On guidance front, HCL performed better than its Indian peers. While TCS does not give guidance, Infosys reduced its annual guidance marginally to 8.4-8.8 per cent from its earlier 8.9 per cent.
“The appointment of C Vijayakumar in the last quarter is proving to be a good move for HCL Tech,” said Anshoo Nandwaan, vice-president & principal analyst, Greyhound Research. “… he is bringing in fresh perspectives in the way their deals are being constructed. There are clear efforts to modernise existing traditional infrastructure contracts (the ones with lower margins) and increase the use of digital technologies. Furthermore, HCL Tech has a significant focus on utilities, healthcare, manufacturing and life sciences, among other verticals, which are witnessing a higher need for digital transformation and hence higher margins.”
The big positive was that the company managed to maintain margins in the range of 19.5 per cent to 20.5 per cent. EBIT margin improved to 20.68 per cent from 20.4 per cent. The company reported an improvement in EBITDA margins despite wage hikes.
C Vijayakumar, president & chief executive officer, HCL Technologies, said: “We continue our robust financial performance. The richness in our offerings … is helping us gain a higher share of our clients’ wallet, reflected in the increasing revenue contribution from our top-5, top-10 and top-20 customers. Our revenues from fixed price/managed services contracts increased from 61.3 per cent to 63.2 per cent this quarter, further strengthening our success in an outcome-based business model.”

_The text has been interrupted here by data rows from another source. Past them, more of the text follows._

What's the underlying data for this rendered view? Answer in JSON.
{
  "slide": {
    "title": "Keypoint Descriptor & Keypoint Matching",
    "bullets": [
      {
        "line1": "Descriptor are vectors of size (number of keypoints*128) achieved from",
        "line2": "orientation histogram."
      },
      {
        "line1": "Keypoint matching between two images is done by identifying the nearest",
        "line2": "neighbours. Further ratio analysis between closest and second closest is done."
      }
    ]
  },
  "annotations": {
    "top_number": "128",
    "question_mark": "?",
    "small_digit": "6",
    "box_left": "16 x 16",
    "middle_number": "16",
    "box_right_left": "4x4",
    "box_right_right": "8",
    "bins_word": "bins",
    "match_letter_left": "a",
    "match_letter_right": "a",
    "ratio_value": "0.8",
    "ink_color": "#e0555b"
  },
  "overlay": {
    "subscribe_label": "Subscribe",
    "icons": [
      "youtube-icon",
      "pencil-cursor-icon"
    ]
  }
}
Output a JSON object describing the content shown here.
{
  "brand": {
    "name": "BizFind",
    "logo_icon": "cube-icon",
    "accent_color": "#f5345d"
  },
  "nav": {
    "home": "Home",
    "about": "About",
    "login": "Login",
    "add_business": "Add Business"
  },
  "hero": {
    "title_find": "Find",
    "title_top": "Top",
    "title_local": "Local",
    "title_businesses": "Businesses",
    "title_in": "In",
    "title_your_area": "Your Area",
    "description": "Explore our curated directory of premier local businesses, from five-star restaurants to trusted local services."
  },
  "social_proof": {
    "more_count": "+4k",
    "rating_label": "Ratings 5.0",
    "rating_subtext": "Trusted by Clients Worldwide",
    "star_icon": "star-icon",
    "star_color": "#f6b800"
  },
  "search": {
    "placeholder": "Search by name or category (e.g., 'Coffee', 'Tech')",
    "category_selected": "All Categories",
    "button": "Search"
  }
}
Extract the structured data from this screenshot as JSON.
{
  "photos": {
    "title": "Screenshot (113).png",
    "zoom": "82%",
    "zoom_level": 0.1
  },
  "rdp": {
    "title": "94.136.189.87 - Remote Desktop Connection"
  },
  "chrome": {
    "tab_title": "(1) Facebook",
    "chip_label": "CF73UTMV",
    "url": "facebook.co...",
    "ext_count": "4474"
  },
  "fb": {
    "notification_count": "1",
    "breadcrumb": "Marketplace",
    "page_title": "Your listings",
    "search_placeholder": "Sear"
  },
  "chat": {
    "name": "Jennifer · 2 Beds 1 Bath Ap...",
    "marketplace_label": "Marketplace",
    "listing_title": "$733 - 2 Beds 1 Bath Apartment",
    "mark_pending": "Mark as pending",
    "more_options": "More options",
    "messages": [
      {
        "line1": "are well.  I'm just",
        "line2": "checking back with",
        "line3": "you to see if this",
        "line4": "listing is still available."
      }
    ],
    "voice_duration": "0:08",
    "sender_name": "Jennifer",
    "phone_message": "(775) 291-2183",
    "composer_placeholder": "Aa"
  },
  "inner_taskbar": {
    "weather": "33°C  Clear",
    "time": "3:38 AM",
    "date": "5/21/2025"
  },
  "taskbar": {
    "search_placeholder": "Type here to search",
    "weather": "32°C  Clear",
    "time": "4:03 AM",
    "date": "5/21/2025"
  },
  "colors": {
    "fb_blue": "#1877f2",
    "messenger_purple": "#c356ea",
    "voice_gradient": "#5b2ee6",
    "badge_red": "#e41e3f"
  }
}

The Americas and Europe businesses grew 15 per cent and 10.5 per cent, respectively. Among the service lines, growth was driven by infrastructure services at 24.6 per cent, engineering and R&D services at 6.7 per cent, and application services at 5 per cent. Growth during the quarter was broad based and across verticals.
In terms of demand, Vijayakumar said there has been no reduction in spending or outsourcing contracts. "Intuitively, you will feel that they are cautious. But if you really see, no one has done anything different. They continue to do the same programmes, similar RFPs (request for proposals). Of course, there is a little more conversation on how much visa dependent are you, will you have an impact?” The company has stepped efforts to hire more locals.
There are concerns that the new government in the US might push for a stricter visa regime. Such a move would affect IT companies, which get about 60 per cent of their revenues from the US.
"We are stepping up our campus and entry-level hiring in the US to support some of the growth that we will see in coming quarters," said Vijayakumar. He added that the company has been applying for "less than 1,000 visas a year" on an average over the past three to four years. He, however, did not provide a guidance on the possible impact in case any adverse regulations are introduced.
About 50 new clients were added y-o-y. Among the corporate development, the company's board reappointed Shiv Nadar as managing director for five years starting February 1, 2017.